Published 20 May 2002

Win vouchers to spend at any Tesco store

Competition No 3729

Set by John Crick, 29 April

Wine writers always go over the top. You were asked to do the same for less fancy liquids.

Report by Ms de Meaner

Excellent. Hon menshes to Geoff Noble, G M Davis, Peter Norman, Prue Sheldon and Sara Williams. All those below get £20; the overall winner, Ian Birchall, also gets the vouchers.
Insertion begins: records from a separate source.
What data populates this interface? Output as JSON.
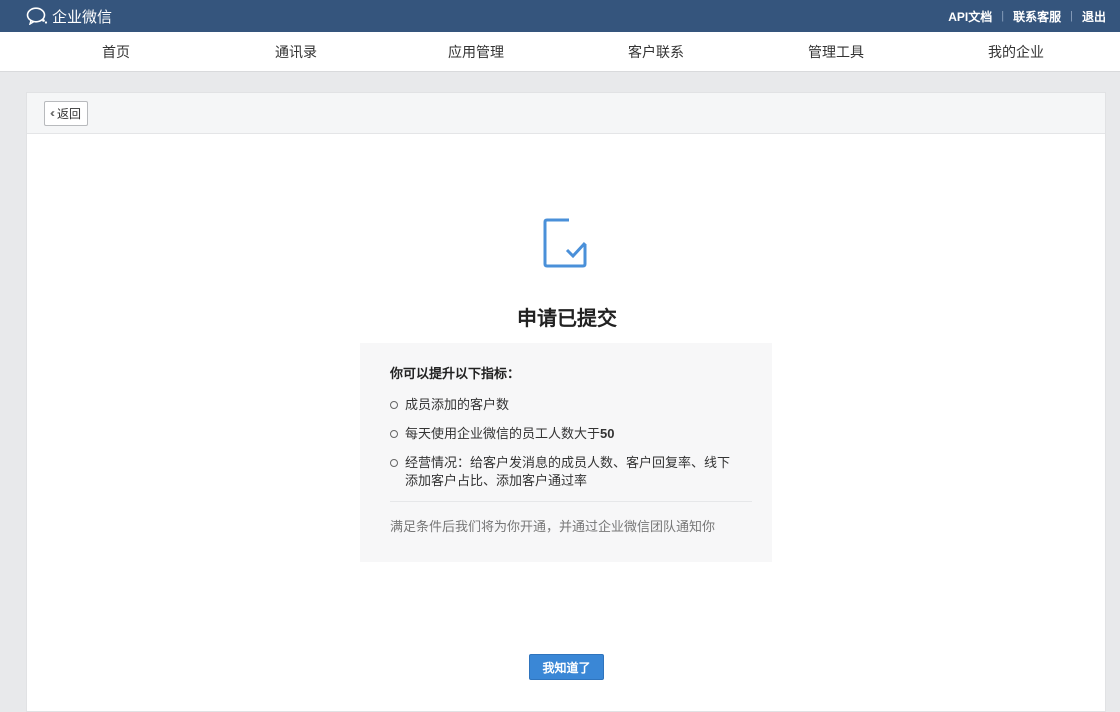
{
  "topbar": {
    "brand": "企业微信",
    "links": [
      "API文档",
      "联系客服",
      "退出"
    ]
  },
  "nav": {
    "items": [
      "首页",
      "通讯录",
      "应用管理",
      "客户联系",
      "管理工具",
      "我的企业"
    ]
  },
  "card": {
    "back_label": "返回",
    "title": "申请已提交",
    "info": {
      "heading": "你可以提升以下指标：",
      "items": [
        "成员添加的客户数",
        "每天使用企业微信的员工人数大于",
        "经营情况：给客户发消息的成员人数、客户回复率、线下添加客户占比、添加客户通过率"
      ],
      "item2_number": "50",
      "note": "满足条件后我们将为你开通，并通过企业微信团队通知你"
    },
    "confirm_label": "我知道了"
  },
  "colors": {
    "topbar": "#35557d",
    "primary_button": "#3a87d6",
    "check_icon": "#4a90d9"
  }
}
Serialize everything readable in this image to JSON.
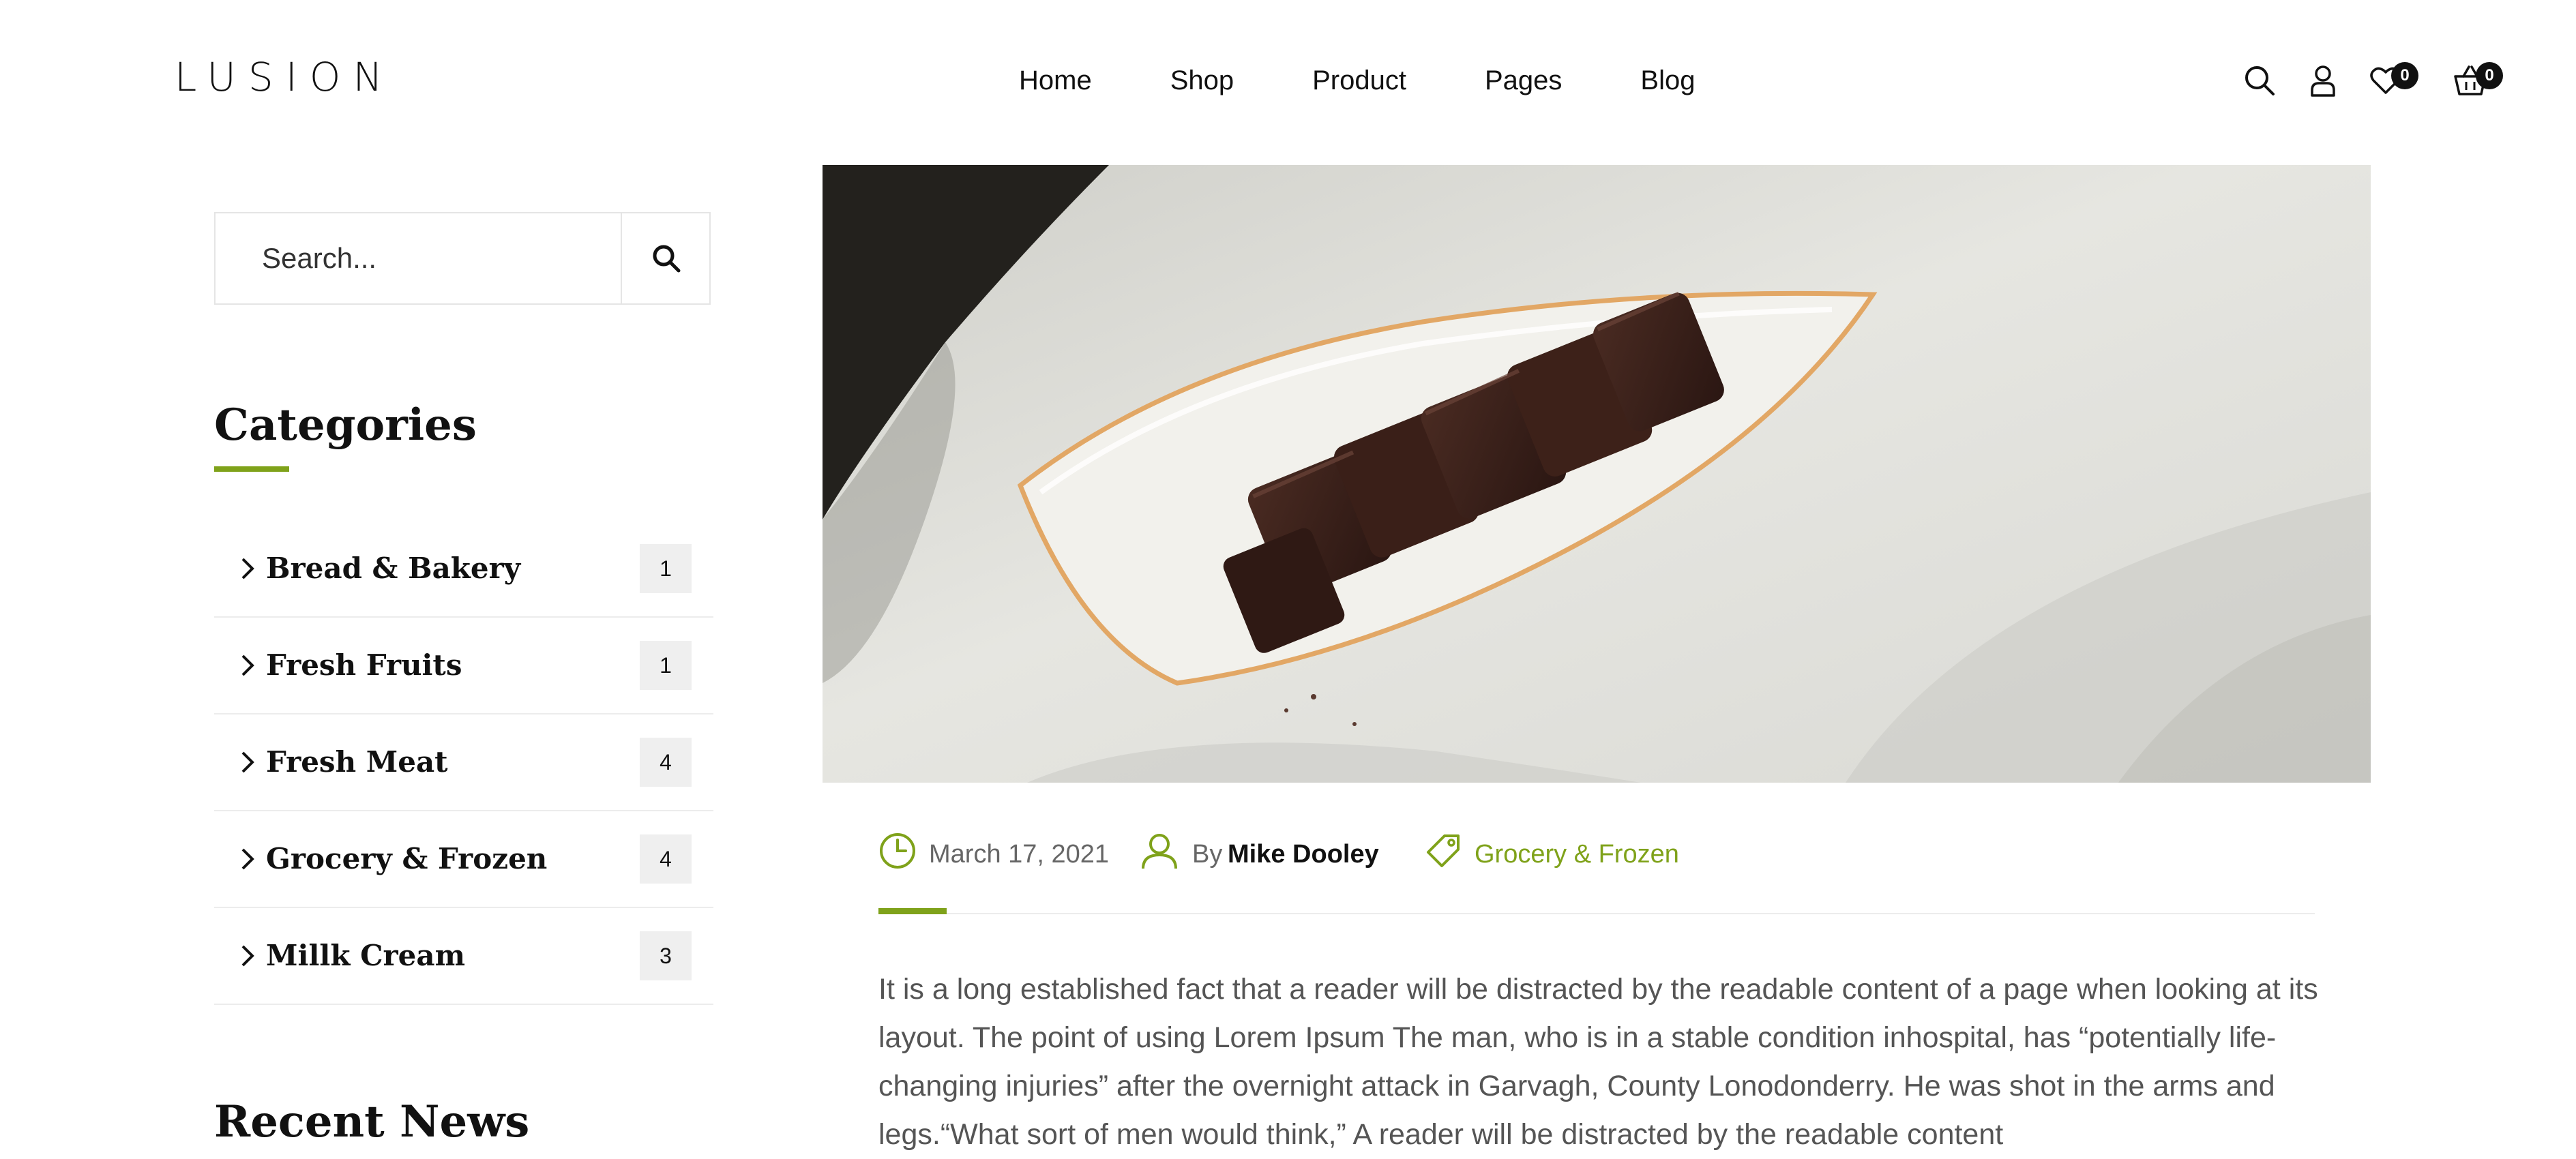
{
  "header": {
    "logo": "LUSION",
    "nav": [
      "Home",
      "Shop",
      "Product",
      "Pages",
      "Blog"
    ],
    "wishlist_count": "0",
    "cart_count": "0",
    "icons": [
      "search-icon",
      "user-icon",
      "heart-icon",
      "basket-icon"
    ]
  },
  "sidebar": {
    "search": {
      "placeholder": "Search..."
    },
    "categories_title": "Categories",
    "categories": [
      {
        "label": "Bread & Bakery",
        "count": "1"
      },
      {
        "label": "Fresh Fruits",
        "count": "1"
      },
      {
        "label": "Fresh Meat",
        "count": "4"
      },
      {
        "label": "Grocery & Frozen",
        "count": "4"
      },
      {
        "label": "Millk Cream",
        "count": "3"
      }
    ],
    "recent_news_title": "Recent News"
  },
  "post": {
    "date": "March 17, 2021",
    "by": "By",
    "author": "Mike Dooley",
    "category": "Grocery & Frozen",
    "body": "It is a long established fact that a reader will be distracted by the readable content of a page when looking at its layout. The point of using Lorem Ipsum The man, who is in a stable condition inhospital, has “potentially life-changing injuries” after the overnight attack in Garvagh, County Lonodonderry. He was shot in the arms and legs.“What sort of men would think,” A reader will be distracted by the readable content"
  },
  "colors": {
    "accent": "#7fa21a",
    "text": "#111111",
    "muted": "#666666"
  }
}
This revelatory own-brand cola comes only in the bottle, but don't be put off - its chewy plasticity adds to the air of pure ersatz exuded by the poster-paint bold label and one-curlicue-short-of-a-lawsuit branding. Like that first French kiss behind the bike shed, the fizz is ticklish on the tongue, giving way to a sugar rush intense enough to make your teeth itch, exhibiting intuition acute as pigs have on entering a slaughterhouse. Keep your nerve and you'll catch - albeit fleetingly - a veritable bevy of E-numbers skittering off with the torturing alacrity of half-remembered dreams, hiding behind the residue that coats the suddenly irresistibly lickable inside of your mouth. Ponder, as these flavours recede; they don't exist in nature, but have been designed in the pristine cool of the company's laboratories to pique palates the length and breadth of England.

Adrian Fry

Moxie blends gentian, wintergreen, water, sugar, cinchona, alkaloids and caramel (sassafras - a carcinogen - no more). On tasting Moxie, two things strike me. First, a medicinal taste, a tribute to its origins as "nerve medicine". Bottles from 1902-2002 taste similar. Stored properly, Moxie will taste bitter well into the next century. I cannot verify that; I'll take it on faith. Its enormous bouquet contains tarry notes of aged natto, aroma of Shetland pony on a summer's day, hints of haggis, and roasted-fruit nose of a 19th-century plum pudding (improperly stored). In reality, it's not like any of these. Coloured black as a talent agent's heart, the flavours are deep as a Welsh mine, calling to mind a broth of old shoes and eucalyptus, but with greater fruit ripeness. In short, Moxie represents another great soft drink, less familiar than Coke or Pepsi, but equally great in its way.

Bruce W Alter

As the magical, sparkling liquid comes gushing and bubbling out of the tap, I remember just how recently this selfsame water has flowed forth in the same way from a warm, sinuous, living body. What a cornucopia of tastes! The fruity tang of urine, the ripe full-blooded flavour of diesel, an impudent hint of Harpic and the opulent, variegated, unpredictable mixture of industrial chemicals, from which the trusty dioxin is never absent. Here, in one extraordinary brew, is all the flamboyant vibrancy of urban life. For those of us fortunate enough to drink water from the sun-drenched north-eastern slopes of the Thames, there are enough drug-users contributing to the supply for every mouthful to bring the heady thrill of intoxication. Happily, "treatment" is still of the traditional, artisanal kind, with none of the spurious purity offered by those methods so deplored by the Campaign for Real Tap Water.

Ian Birchall

No 3732 Set by Margaret Rogers

"Le Pen's not mightier than the sword." We want other punning headlines on the contemporary scene.